Gostaria de escrever sobre a horta comunitária do Pixoxó, nosso líder da CUFA Praia Grande. Mandou as fotos da colheita feita há poucos dias. Verduras e legumes fresquinhos, orgânicos, vão para a mesa das famílias que colocaram a mão na terra. A ideia é organizar uma cooperativa, vender a produção e dividir o lucro.
 
Gostaria de escrever sobre outras tantas iniciativas para geração de renda nas comunidades. Afinal a CUFA nasceu para ocupar esses territórios marginalizados e dar visibilidade para as favelas. Colocar em pauta nossas potências, nossos empreendedores, artistas e escritores, mas não dá.
 
Ainda não conseguirmos mudar a chave emperrada por uma economia em crise, aumento do combustível, energia elétrica e gás de cozinha.
 
Vou retomar uma história que pode estar acontecendo agora, enquanto você lê este artigo, em uma das mais de 190 favelas da nossa região.
 
Geisa Sfanini, de 32 anos, morreu após ter 90% do corpo queimado enquanto usava álcool combustível para cozinhar, no cômodo alugado na Grande São Paulo.
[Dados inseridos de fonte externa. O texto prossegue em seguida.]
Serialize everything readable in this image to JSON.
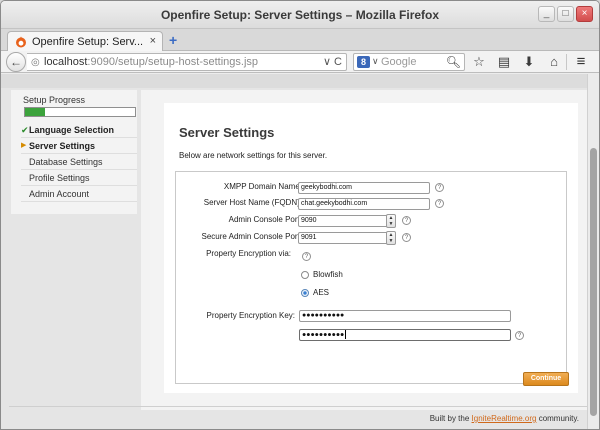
{
  "window": {
    "title": "Openfire Setup: Server Settings – Mozilla Firefox",
    "buttons": {
      "minimize": "_",
      "maximize": "□",
      "close": "×"
    }
  },
  "tab": {
    "title": "Openfire Setup: Serv...",
    "close": "×",
    "new_tab": "+"
  },
  "navbar": {
    "url_host": "localhost",
    "url_rest": ":9090/setup/setup-host-settings.jsp",
    "url_tools": "∨ C",
    "search_engine": "8",
    "search_placeholder": "Google"
  },
  "sidebar": {
    "progress_label": "Setup Progress",
    "progress_fraction": 0.18,
    "steps": [
      {
        "label": "Language Selection",
        "state": "done",
        "mark": "✔"
      },
      {
        "label": "Server Settings",
        "state": "current",
        "mark": "▶"
      },
      {
        "label": "Database Settings",
        "state": "pending",
        "mark": ""
      },
      {
        "label": "Profile Settings",
        "state": "pending",
        "mark": ""
      },
      {
        "label": "Admin Account",
        "state": "pending",
        "mark": ""
      }
    ]
  },
  "main": {
    "heading": "Server Settings",
    "description": "Below are network settings for this server.",
    "fields": {
      "xmpp_domain": {
        "label": "XMPP Domain Name:",
        "value": "geekybodhi.com"
      },
      "fqdn": {
        "label": "Server Host Name (FQDN):",
        "value": "chat.geekybodhi.com"
      },
      "admin_port": {
        "label": "Admin Console Port:",
        "value": "9090"
      },
      "secure_admin_port": {
        "label": "Secure Admin Console Port:",
        "value": "9091"
      },
      "encryption_via": {
        "label": "Property Encryption via:",
        "options": [
          "Blowfish",
          "AES"
        ],
        "selected": "AES"
      },
      "encryption_key": {
        "label": "Property Encryption Key:",
        "value_masked": "●●●●●●●●●●",
        "confirm_masked": "●●●●●●●●●●"
      }
    },
    "help_glyph": "?",
    "continue_label": "Continue"
  },
  "footer": {
    "prefix": "Built by the",
    "link": "IgniteRealtime.org",
    "suffix": "community."
  },
  "colors": {
    "accent_orange": "#dc8a1e",
    "progress_green": "#3ca33c",
    "link_orange": "#d0691b"
  }
}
Ela deixa um filho de oito meses. O bebê também sofreu queimaduras em 18% do corpo, mas se recuperou e está morando com o pai.
 
Segundo relato da dona do imóvel, Geisa passava por dificuldades financeiras e estava sem dinheiro para comprar gás de cozinha.
 
Há algumas semanas, a jornalista Natuza Nery chorou ao comentar sobre as pessoas que passam fome no Brasil e afirmou: “Nós não vamos dar certo. Não tem como o Brasil dar certo se essas pessoas não tiverem trabalho e o mínimo de dignidade,  condição de alimentar os filhos.”
 
Choro ao relembrar a tragédia de Geisa. A história me comove e motiva a continuar nosso trabalho atrás de recursos, doações e cestas básicas.
 
Não sei se o caro leitor se deu conta, mas o símbolo da CUFA é um pássaro anu preto. A ave estigmatizada como prenúncio de mau agouro foi ressignificada, voa carregando esperança.